26 Ağustos 2010 Perşembe

sadece meze

cunda'dayım; taşkahvenin hemen yanındaki lezzet diyarı'nda, mavi beyaz masaların birisinde, başka insanların ölesiye sıkıldığı ve sendroma kadar bağlayabildiği bir pazartesideyim. saatin pek önemi yok ama güneş yavaştan alçalmaya başlamış. saatbaşı ayvalık'tan kalkan küçük bir tekneyle gelmişim şimdiki adıyla alibey adası'na. temmuzun ortası olduğundan hava çok sıcak. deniz esintileri insanları hayatta tutuyor.

ilk olarak toprak ve fazla derin olmayan tabaklarda haydari, çiçek dolması ve deniz ürünleri dolması geliyor. zeytinyağı hemen masada, ekmek ise henüz ısıtıldığından hala sıcak. aklımı kaybetmek üzereyim, zeytinyağı haydarinin üzerinde arsızca dolaşıyor. kenarlardan taşıyor, büyülü bir kompozisyon bu. yemeden önce dakikalarca izlemekten başka bir şey gelmiyor aklıma. zamanı yavaşlatmanın peşindeyim, her şey ağırca hareket etsin. yerçekimi bile biraz sakinleşsin. taşkahve'nin önünde uyuyan amcaların miskinliğine özeniyorum, 27 yaşındayım daha. kanım biraz hızlı akıyor.
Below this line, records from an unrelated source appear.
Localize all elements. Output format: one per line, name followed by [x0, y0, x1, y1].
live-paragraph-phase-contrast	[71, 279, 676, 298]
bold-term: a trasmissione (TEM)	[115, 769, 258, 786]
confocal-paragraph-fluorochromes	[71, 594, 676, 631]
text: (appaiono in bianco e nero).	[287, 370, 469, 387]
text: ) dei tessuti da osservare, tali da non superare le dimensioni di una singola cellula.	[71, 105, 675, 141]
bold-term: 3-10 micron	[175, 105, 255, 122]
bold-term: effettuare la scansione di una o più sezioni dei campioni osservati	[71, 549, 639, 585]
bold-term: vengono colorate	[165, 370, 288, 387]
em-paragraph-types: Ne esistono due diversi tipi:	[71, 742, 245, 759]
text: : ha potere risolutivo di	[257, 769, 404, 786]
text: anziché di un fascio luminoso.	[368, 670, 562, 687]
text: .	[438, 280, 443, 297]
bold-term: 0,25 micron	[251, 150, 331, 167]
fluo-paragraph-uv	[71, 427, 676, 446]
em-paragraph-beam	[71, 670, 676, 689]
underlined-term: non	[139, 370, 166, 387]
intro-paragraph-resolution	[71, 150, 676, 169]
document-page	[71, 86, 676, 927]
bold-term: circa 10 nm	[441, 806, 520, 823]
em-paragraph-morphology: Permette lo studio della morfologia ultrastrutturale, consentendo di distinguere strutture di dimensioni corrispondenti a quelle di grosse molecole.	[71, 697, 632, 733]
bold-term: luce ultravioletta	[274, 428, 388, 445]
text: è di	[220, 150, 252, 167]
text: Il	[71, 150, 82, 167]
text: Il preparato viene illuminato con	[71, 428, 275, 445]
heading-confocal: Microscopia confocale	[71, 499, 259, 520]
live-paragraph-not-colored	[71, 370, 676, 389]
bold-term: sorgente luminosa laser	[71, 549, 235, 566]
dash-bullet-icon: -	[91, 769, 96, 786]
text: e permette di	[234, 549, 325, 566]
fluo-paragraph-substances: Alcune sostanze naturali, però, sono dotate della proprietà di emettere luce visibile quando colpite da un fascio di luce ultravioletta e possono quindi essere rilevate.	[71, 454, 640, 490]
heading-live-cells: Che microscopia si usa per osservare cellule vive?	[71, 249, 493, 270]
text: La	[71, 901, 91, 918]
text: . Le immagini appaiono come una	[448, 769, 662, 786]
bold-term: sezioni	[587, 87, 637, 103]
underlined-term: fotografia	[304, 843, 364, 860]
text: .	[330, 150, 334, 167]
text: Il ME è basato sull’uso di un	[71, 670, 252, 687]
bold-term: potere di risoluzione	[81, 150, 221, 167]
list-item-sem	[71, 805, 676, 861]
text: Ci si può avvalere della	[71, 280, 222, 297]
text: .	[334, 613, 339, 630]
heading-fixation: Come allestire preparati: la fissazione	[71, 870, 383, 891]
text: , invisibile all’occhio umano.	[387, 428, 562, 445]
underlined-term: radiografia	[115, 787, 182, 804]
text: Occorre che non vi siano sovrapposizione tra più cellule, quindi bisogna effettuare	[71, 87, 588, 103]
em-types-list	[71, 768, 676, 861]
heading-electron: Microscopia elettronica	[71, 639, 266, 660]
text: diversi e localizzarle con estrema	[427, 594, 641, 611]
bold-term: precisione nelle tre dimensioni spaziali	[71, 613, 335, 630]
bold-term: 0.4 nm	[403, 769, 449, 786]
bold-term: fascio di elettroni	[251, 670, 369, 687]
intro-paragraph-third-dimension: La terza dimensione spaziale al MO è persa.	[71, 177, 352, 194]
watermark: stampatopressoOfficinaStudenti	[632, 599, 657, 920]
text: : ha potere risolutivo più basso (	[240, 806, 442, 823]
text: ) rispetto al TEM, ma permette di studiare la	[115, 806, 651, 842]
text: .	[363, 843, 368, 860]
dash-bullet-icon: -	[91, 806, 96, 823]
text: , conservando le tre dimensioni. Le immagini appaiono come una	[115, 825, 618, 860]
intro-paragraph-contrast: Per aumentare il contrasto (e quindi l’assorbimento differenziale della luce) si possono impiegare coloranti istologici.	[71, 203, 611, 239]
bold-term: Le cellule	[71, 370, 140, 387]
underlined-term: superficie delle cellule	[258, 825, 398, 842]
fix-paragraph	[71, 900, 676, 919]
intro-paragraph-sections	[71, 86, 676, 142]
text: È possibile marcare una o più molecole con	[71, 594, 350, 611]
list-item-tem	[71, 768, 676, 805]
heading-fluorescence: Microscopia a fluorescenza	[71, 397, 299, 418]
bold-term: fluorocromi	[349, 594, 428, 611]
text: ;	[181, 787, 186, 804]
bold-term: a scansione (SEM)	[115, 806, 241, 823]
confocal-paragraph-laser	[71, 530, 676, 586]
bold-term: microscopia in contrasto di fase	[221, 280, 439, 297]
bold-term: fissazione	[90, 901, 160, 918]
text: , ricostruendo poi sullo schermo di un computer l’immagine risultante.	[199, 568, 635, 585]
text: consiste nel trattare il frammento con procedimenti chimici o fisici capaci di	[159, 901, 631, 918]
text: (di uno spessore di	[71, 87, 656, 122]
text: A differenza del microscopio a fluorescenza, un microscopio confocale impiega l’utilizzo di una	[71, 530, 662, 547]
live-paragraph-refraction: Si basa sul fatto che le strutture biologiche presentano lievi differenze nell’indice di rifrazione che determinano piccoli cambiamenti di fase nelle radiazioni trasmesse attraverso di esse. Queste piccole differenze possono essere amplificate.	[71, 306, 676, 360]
haydariye atılan bir çatal yerini çiçek dolmasına bırakıyor. taze ve ılık, cennetten gelmiş gibi. sarı rengi, toprak kabın içinde ne de güzel gözüküyor. sarıdan yeşile dönen yapraklar ne çok büyük ne de çok küçük. ağza atıldığı gibi beyni ele geçiriyor, gözleri kapatıyor. kırmızı biberin içine tıkıştırılmış deniz ürünleri dolması ise, soğuk meze trilojisini tamamlıyor. karides ve ahtapot parçaları var sanırım, beynim detaylı düşünmekten epey uzak. biçareyim, midem bunca sene böyle şeyler yemediğim için isyan çıkarmak üzere.

sonrasında, kiremitte tereyağlı karides geliyor. tereyağının içinde eriyen envai çeşit baharat ve onun üzerinde yumuşak parçalar. görünüşü bu kadar korkunç olup da eti bu kadar lezzetli başka hayvan yok sanırım, karidesin yenilebilir olduğunu ilk keşfeden insana selam gönderiyorum. hayatımızı şenlendiriyor. damağımda dağılan karides ve baharatlar, gözlerimi açtırmıyor. sanki müzik dinliyorum, sanki daha önce karşılaşmadığım bir büyü tüm duyu organlarımı ele geçirmiş. perişanım, bundan sonra hangi cüretle makarna ya da pilav yiyebileceğimi merak ediyorum.



doymuşluk hissi, güveçte gelen beğendili ahtapotu görünce pılını pırtını topluyor. tüm mezelerin toplam ederinden bile fazlası var bu mendeburun. güvecin kapağını kaldırıp pembeleşmiş ahtapotları ve altındaki helva gibi olmuş beğendiyi görünce anlıyorsun.

"bu vantuzların sert olması gerekmiyor mu?"

nasıl bir teknikle yaptıklarını bilmiyorum ama daha çatalın üzerinde dağılıyor ahtapot, büryan kebabı bile bunun yanında çakıl taşı gibi kalıyor. baharatın tadı damakta yayılırken, aşırı doza kurban gitmemek için yavaş yemekten başka çaresi kalmıyor insanın. patlıcanın rayihası, ahtapota geçiyor. bitkiler ve hayvanlar alemi, tek bir güveçte daha önce benzerine bile rastlanmamış şekilde bir araya geliyor. ekmekler sürekli sıcak, mezelerin tadını değiştirmesin diye herhangi bir alkole gerek yok. su gayet yeterli, bir de zeytinyağı. insanın alıp da kafaya dikesi, ölümsüzlüğe ulaşası geliyor.

bir saati aşkın bir meze ziyafetinden sonra ana yemeğe gerek kalmıyor. insan, konuşmaktan bile aciz, sadece biraz önce başına gelen şeyleri düşünüyor. dünya üzerindeki son yemeğin, mezelerden oluşan bir sofrada ve ısıtılıp dilimlenmiş ekmekle olmasını diliyor. son akşam yemeğini sadece mezelerden seçen isa'ya hak vermeden  edemiyor.